Accade che un imprenditore palermitano si compri un'azienda a Como. Accade che un giorno decida che a Termini Imerese oggi hanno più bisogno di lavorare che a Como e che metta in scena la sua personale rappresaglia contro la Fiat sbaraccando i macchinari sulle sponde del Lago per trasferirli duemila chilometri più a sud, sulle rive del Mediterraneo.
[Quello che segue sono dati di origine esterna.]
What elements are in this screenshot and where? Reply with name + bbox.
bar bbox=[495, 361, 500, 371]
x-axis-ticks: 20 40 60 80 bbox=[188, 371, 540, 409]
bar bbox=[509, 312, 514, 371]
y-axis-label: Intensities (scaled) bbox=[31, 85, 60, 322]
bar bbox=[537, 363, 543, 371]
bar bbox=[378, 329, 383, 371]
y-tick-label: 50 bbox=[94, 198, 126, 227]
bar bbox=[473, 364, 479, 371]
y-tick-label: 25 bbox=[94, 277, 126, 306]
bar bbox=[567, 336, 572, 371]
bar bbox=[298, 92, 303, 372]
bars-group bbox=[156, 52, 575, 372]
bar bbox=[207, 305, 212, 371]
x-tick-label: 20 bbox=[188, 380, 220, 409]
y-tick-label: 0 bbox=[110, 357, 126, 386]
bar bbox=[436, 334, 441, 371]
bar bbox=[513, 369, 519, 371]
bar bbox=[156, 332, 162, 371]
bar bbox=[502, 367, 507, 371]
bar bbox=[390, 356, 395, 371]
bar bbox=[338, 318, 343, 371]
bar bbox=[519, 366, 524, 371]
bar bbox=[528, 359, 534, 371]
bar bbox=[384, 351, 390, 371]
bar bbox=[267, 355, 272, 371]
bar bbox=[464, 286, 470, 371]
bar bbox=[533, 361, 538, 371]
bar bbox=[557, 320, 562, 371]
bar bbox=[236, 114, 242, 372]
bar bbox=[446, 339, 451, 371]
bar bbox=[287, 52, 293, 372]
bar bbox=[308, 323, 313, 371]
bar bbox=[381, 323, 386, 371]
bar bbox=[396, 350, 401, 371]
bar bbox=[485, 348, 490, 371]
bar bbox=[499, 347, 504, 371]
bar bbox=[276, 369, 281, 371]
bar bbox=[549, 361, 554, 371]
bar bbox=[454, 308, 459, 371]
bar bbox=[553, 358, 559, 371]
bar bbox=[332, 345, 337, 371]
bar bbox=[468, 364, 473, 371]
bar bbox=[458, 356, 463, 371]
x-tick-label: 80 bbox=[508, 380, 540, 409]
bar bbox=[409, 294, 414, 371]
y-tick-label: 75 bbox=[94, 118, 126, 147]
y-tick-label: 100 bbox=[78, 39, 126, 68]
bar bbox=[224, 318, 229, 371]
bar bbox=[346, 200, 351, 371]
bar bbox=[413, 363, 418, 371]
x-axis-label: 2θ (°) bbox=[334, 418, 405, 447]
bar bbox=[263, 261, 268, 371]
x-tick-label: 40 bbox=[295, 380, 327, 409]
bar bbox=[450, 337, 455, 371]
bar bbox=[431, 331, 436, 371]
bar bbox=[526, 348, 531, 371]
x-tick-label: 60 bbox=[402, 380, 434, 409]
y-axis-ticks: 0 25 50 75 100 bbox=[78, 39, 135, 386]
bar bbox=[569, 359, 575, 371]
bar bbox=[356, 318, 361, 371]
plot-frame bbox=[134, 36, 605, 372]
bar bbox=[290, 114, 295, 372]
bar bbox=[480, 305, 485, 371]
"Non c'entra niente" mi ha assicurato con l'accento palermitano che sfoggia con orgoglio quando parla con chiunque, che sia io o un committente di Bolzano,"ma quale rappresaglia!". Ma non gli ho creduto, perché ho visto qualcosa balenare nel suo sguardo mentre mi raccontava della faccia che avevano fatto i dipendenti comaschi quando gli aveva annunciato le opzioni: perdere il lavoro o trasferirsi in Sicilia. "Non ce n'è stato uno che ha anche solo preso in considerazione la possibilità di andare a vivere a Termini Imerese" ha detto con un sorriso. Già qualche anno fa, al momento di rilevare l'azienda, gli aveva tirato un bello scherzo. "Sono tutti leghisti" mi aveva raccontato, "di quelli veri, che vanno a Pontida e a quella pagliacciata dell'ampolla con l'acqua del Po. E io sai che ho fatto? Mi sono portato dietro il mio caposquadra di fiducia, così a un padrone terrone ho aggiunto un capo rumeno".
Solo che, ha detto senza l'ombra di un sorriso, quelli a Como un altro lavoro lo trovano in fretta, mentre cosa faranno quelli di Termini Imerese quando la Fiat avrà levato le tende?